I eat a lot of vegetables. Vegetables are my favourite, followed closely by dairy (the fattier the better) and grains (the grainier the better), so it's not the amount of vegetables that's the problem - it's the variety. When G and I go grocery shopping, our produce basket always looks the same: peppers, tomatoes, garlic, onions, carrots, potatoes, mushrooms, apples, and if they look good asparagus or greens (usually spinach, broccoli or occasionally swiss chard. Lettuce and a much wider fruit variety in the summer).

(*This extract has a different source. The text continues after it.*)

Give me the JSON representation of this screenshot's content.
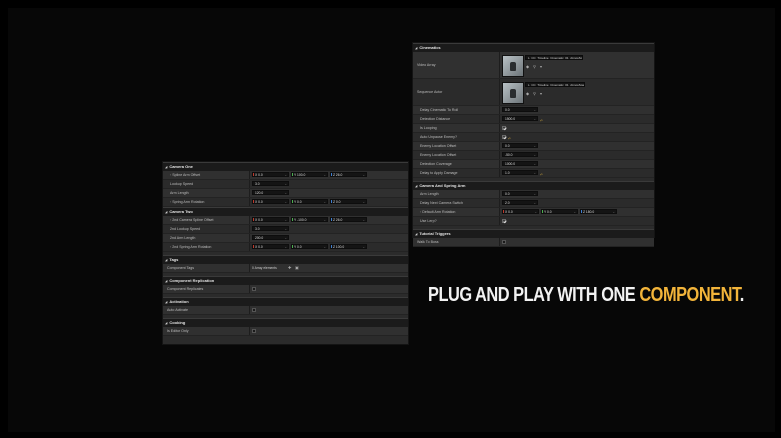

This is partially to do with the fact that this is what we ate growing up, and partially because this is what is on offer at our local grocery store. Now I regret not taking more advantage of the leafy bounty that was available to me in Toronto. Nova Scotia doesn't seem to demand the same variety, even in the urban centers. We're still a pretty meat-'n-potatoes lot, though things are slowly improving as growing immigrant communities and local-focused diets are catered to. Interesting new produce and spices are becoming staples (my parents have discovered curries) in many homes. I have high hopes.
Lately, I have tried to amp up the variety in the vegetables that we eat. I've been buying squash and sweet potatoes, which I know isn't a big deal to some of you people. I, however, have never had much love for either of these time-honoured orange staple foods. I found them overly sweet and inappropriate for the dinner table (there I said it). This was not helped by the fact that my family always added ample brown sugar to squash dishes, which was gross. Not even my ubiquitous enormous pile of olives could combat that sweetness. And then one day this wonderful gem of wisdom was passed on to me: you don't have to add sugar to sweet vegetables. In FACT you can add things I love like salt and curry powder and cumin and cayenne and . . . . . my life was changed.
I bought kale and made a lovely (and SUPER garlicky) Garlic Mushrooms and Kale from Moskowitz' fabulous Appetite for Reduction. It was only my second attempt at preparing kale, and the first had pretty much been a disaster (so proclaimed by G). So this was good - another vegetable admitted into our rotation. Progress!